- Directed by: Duke Johnson
- Screenplay by: George Saunders
- Based on: Lincoln in the Bardo by George Saunders
- Produced by: Duke Johnson; Tom Hanks; Gary Goetzman; Paul Young; Devon Young Rabinowitz;
- Starring: Tom Hanks
- Cinematography: John Mathieson
- Production companies: Playtone; Starburns Industries;
- Country: United States
- Language: English

= Lincoln in the Bardo (film) =

Lincoln in the Bardo is an upcoming live-action/stop motion animated film directed by Duke Johnson. It is based on the novel of the same name by George Saunders.

==Premise==
Depicts the life of Abraham Lincoln following the death of his son William Wallace Lincoln.

==Cast==
- Tom Hanks as Abraham Lincoln
- Willem Dafoe as the voice of Everly Thomas
- Jonathan Bailey as the voice of Roger Bevins
- Peter Dinklage as the voice of Hans Vollman
- Meryl Streep as the voices of Abigail Blass / Elizabeth Crawford / Angel / Demon
- Colman Domingo as the voice of Thomas Havens
- Bill Hader as the voices of Eddie Baron / Rake
- Tom Waits as the voices of Jasper Randall / Demon
- André Holland
- Alanah Bloor as Anna
- Mary Birdsong
- Jordan Luke Gage as Gilbert

==Production==
It was announced in February 2026 that Duke Johnson was set to direct the film, with the film mixing live action with stop motion.

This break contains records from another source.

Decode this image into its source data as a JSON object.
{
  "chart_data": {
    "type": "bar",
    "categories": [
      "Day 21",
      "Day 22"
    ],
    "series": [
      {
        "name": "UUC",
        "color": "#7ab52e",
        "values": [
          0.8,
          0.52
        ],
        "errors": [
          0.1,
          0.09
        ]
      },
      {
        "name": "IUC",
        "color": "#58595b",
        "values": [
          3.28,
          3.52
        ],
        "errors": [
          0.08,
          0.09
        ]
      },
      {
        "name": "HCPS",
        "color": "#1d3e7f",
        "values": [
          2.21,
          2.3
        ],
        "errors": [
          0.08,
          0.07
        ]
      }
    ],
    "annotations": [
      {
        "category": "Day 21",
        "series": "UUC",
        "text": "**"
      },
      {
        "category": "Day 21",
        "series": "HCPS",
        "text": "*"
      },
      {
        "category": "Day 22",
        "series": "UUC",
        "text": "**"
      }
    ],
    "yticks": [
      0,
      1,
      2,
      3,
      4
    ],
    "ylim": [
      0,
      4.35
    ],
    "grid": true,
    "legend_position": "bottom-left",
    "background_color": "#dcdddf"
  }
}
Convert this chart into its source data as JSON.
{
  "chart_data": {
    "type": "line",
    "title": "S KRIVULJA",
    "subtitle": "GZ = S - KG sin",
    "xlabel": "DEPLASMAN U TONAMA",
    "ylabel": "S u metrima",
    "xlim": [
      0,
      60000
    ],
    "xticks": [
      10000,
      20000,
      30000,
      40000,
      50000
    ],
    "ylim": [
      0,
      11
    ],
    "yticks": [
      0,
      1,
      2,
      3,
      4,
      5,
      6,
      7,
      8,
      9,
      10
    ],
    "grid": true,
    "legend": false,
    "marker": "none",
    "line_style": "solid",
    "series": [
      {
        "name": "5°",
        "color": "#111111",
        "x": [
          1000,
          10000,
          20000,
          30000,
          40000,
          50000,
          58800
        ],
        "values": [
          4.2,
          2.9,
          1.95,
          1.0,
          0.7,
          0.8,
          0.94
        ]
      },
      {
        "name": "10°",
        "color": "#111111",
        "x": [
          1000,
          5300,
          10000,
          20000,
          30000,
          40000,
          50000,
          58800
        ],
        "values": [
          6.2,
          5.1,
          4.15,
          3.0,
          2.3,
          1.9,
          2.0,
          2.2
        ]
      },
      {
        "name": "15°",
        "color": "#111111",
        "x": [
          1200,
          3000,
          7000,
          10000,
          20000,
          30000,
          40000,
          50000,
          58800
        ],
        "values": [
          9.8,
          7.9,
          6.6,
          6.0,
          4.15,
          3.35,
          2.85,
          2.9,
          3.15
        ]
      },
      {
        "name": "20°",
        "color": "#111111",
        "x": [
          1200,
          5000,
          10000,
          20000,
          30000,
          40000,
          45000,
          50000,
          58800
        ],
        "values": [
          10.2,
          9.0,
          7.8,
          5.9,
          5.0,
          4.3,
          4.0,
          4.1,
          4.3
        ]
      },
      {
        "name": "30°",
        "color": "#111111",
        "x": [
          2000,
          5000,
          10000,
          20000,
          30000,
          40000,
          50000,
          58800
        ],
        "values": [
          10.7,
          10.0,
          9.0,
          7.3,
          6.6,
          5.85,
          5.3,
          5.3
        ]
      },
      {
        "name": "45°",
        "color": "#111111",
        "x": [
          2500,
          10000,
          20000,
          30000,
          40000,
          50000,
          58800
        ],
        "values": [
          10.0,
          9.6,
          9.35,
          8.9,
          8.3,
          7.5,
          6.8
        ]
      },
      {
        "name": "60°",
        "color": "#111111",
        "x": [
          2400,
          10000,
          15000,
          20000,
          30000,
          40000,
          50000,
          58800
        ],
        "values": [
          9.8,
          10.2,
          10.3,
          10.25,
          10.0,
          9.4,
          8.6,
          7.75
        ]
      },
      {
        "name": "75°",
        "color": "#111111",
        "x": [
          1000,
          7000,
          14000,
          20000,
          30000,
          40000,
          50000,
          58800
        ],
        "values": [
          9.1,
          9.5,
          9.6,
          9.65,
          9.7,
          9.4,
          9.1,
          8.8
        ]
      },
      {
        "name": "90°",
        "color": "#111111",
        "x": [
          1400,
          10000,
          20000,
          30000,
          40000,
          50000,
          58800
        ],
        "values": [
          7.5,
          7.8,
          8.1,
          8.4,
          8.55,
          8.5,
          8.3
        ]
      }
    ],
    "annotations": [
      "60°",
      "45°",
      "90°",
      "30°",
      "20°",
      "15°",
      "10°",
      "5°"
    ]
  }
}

George Saunders, who wrote the novel, was set to adapt the screenplay, and Tom Hanks was cast to portray Abraham Lincoln. Willem Dafoe, Jonathan Bailey and Peter Dinklage would join the cast in voice roles in August, while Meryl Streep, Colman Domingo, Bill Hader, and Tom Waits would be added to the voice cast in September.

Live action filming took place in London.